Over the past year I’ve given many talks, but the most important of these have been to groups of residential school survivors and their families throughout Northern Ontario. The first of these events was connected to my Hayes-Jenkinson Memorial Lecture at Algoma University in January. In addition to giving a talk to the Algoma community on residential school nutrition experiments, I was also invited to sit on a panel with survivors of the Shingwauk Institute that was co-sponsored by the Children of Shingwauk Alumni Association and the Shingwauk Kinoomaage Gamig. These were both powerful events that I’ll never forget.

I have also been asked by the Grand Council of Treaty #3 to participate in workshops for survivors and their families throughout Treaty 3 territory. The first of these events was in Kenora in July and I’m going to be participating in additional events at Fort Frances in October and Sioux Lookout in November. I’m hugely grateful for these opportunities and have learned so much listening to survivors, many of whom were part of the nutrition experiments at the St. Mary’s and Cecilia Jeffrey residential schools.

“Victory Gardening” in the Canadian Encyclopedia

I was also recently invited to contribute a Canadian Encyclopedia entry on the topic of Victory Gardens based on the research I did for Food Will Win the War. I really enjoyed the challenge of translating my work for a popular audience and it’s an honour to be included in an encyclopedia that I’ve used many times in my own teaching.

The Forgotten Parts of Food Culture: Unpaid Labour and Drudgery

Earlier this year I was also invited by 49th Shelf – a website created by the Association of Canadian Publishers together with the Canadian Publishers’ Council to promote Canadian books – to submit a more personal essay on food history.

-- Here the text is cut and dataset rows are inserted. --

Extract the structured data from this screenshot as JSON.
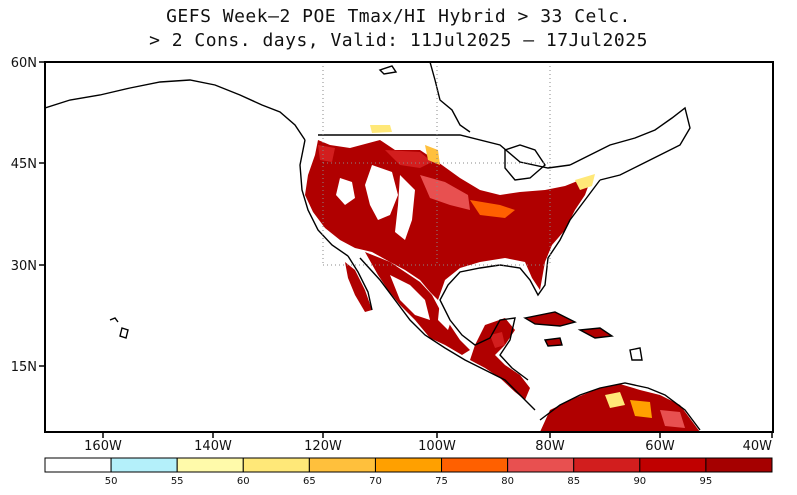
{
  "title": {
    "line1": "GEFS Week–2 POE Tmax/HI Hybrid > 33 Celc.",
    "line2": "> 2 Cons. days, Valid: 11Jul2025 – 17Jul2025"
  },
  "axes": {
    "lat_labels": [
      "60N",
      "45N",
      "30N",
      "15N"
    ],
    "lon_labels": [
      "160W",
      "140W",
      "120W",
      "100W",
      "80W",
      "60W",
      "40W"
    ]
  },
  "colorbar": {
    "labels": [
      "50",
      "55",
      "60",
      "65",
      "70",
      "75",
      "80",
      "85",
      "90",
      "95"
    ],
    "colors": [
      "#ffffff",
      "#b4f0fa",
      "#fffaaa",
      "#ffe878",
      "#ffc03c",
      "#ffa000",
      "#ff6000",
      "#e85050",
      "#d21e1e",
      "#c00000",
      "#a50000"
    ]
  },
  "map_colors": {
    "land_fill_low": "#ffffff",
    "heat_90": "#c01010",
    "heat_95": "#a50000",
    "heat_85": "#e04040",
    "heat_75": "#ff8000",
    "heat_65": "#ffd060"
  }
}
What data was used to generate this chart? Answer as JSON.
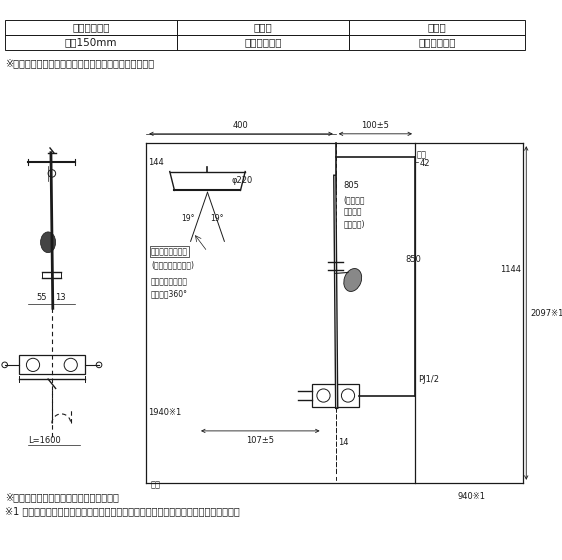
{
  "table_row1": [
    "高温出湯規制",
    "逆止弁",
    "メタル"
  ],
  "table_row2": [
    "心々150mm",
    "ストレート脚",
    "スパウトなし"
  ],
  "note1": "※ハンドシャワーのシャワーホースは樹脂ホースです。",
  "note2": "※オーバーヘッドシャワーは固定式です。",
  "note3": "※1 参考寸法です。使用者の身長・天井高さなどを考慮のうえ、取り付けてください。",
  "bg_color": "#ffffff",
  "line_color": "#1a1a1a",
  "dim_color": "#1a1a1a"
}
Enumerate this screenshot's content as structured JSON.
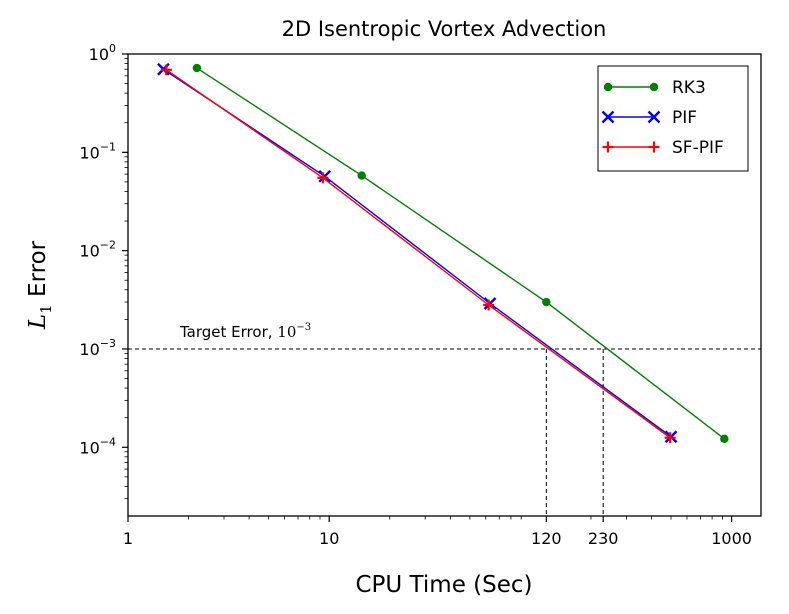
{
  "chart_data": {
    "type": "line",
    "title": "2D Isentropic Vortex Advection",
    "xlabel": "CPU Time (Sec)",
    "ylabel_main": "L",
    "ylabel_sub": "1",
    "ylabel_rest": " Error",
    "xscale": "log",
    "yscale": "log",
    "xlim": [
      1,
      1400
    ],
    "ylim": [
      2e-05,
      1
    ],
    "x_ticks": [
      {
        "value": 1,
        "label": "1"
      },
      {
        "value": 10,
        "label": "10"
      },
      {
        "value": 120,
        "label": "120"
      },
      {
        "value": 230,
        "label": "230"
      },
      {
        "value": 1000,
        "label": "1000"
      }
    ],
    "y_ticks": [
      {
        "value": 1,
        "base": "10",
        "exp": "0"
      },
      {
        "value": 0.1,
        "base": "10",
        "exp": "−1"
      },
      {
        "value": 0.01,
        "base": "10",
        "exp": "−2"
      },
      {
        "value": 0.001,
        "base": "10",
        "exp": "−3"
      },
      {
        "value": 0.0001,
        "base": "10",
        "exp": "−4"
      }
    ],
    "series": [
      {
        "name": "RK3",
        "color": "#008000",
        "marker": "dot",
        "x": [
          2.2,
          14.5,
          120,
          920
        ],
        "y": [
          0.72,
          0.058,
          0.003,
          0.000122
        ]
      },
      {
        "name": "PIF",
        "color": "#0000ff",
        "marker": "x",
        "x": [
          1.5,
          9.5,
          63,
          500
        ],
        "y": [
          0.7,
          0.057,
          0.0029,
          0.000128
        ]
      },
      {
        "name": "SF-PIF",
        "color": "#ff0000",
        "marker": "plus",
        "x": [
          1.55,
          9.3,
          62,
          495
        ],
        "y": [
          0.69,
          0.055,
          0.0028,
          0.000125
        ]
      }
    ],
    "target": {
      "value": 0.001,
      "label_text": "Target Error, ",
      "label_base": "10",
      "label_exp": "−3",
      "x_marks": [
        120,
        230
      ]
    },
    "legend_position": "top-right"
  }
}
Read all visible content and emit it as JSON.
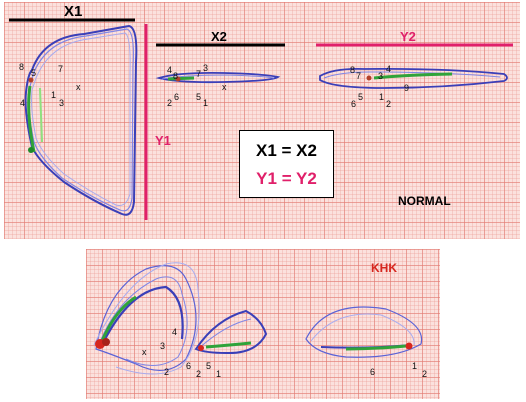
{
  "top_panel": {
    "labels": {
      "x1": "X1",
      "x2": "X2",
      "y2": "Y2",
      "y1": "Y1"
    },
    "equations": {
      "line1": "X1 = X2",
      "line2": "Y1 = Y2"
    },
    "condition": "NORMAL",
    "loop1_points": [
      "8",
      "5",
      "7",
      "4",
      "1",
      "3",
      "x"
    ],
    "loop2_points": [
      "4",
      "8",
      "3",
      "7",
      "x",
      "2",
      "6",
      "5",
      "1"
    ],
    "loop3_points": [
      "8",
      "7",
      "3",
      "4",
      "9",
      "5",
      "6",
      "1",
      "2"
    ]
  },
  "bottom_panel": {
    "condition": "KHK",
    "loop1_points": [
      "4",
      "3",
      "x",
      "2"
    ],
    "loop2_points": [
      "6",
      "5",
      "2",
      "1"
    ],
    "loop3_points": [
      "6",
      "1",
      "2"
    ]
  },
  "colors": {
    "black_bar": "#000000",
    "magenta_bar": "#e0206a",
    "loop_blue": "#3a3fb8",
    "loop_green": "#2fa33a",
    "khk_red": "#d6261e"
  }
}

I chose to write an essay about my grandmother, gender and work that I called, “The Forgotten Parts of Food Culture: Unpaid Labour and Drudgery.” In it, I tried to turn some of my critical arsenal on my own family history, exploring my grandmother’s life through two of her most widely used cookbooks. It was a difficult exercise but helped change the way I think of my grandmother and her life as a young woman.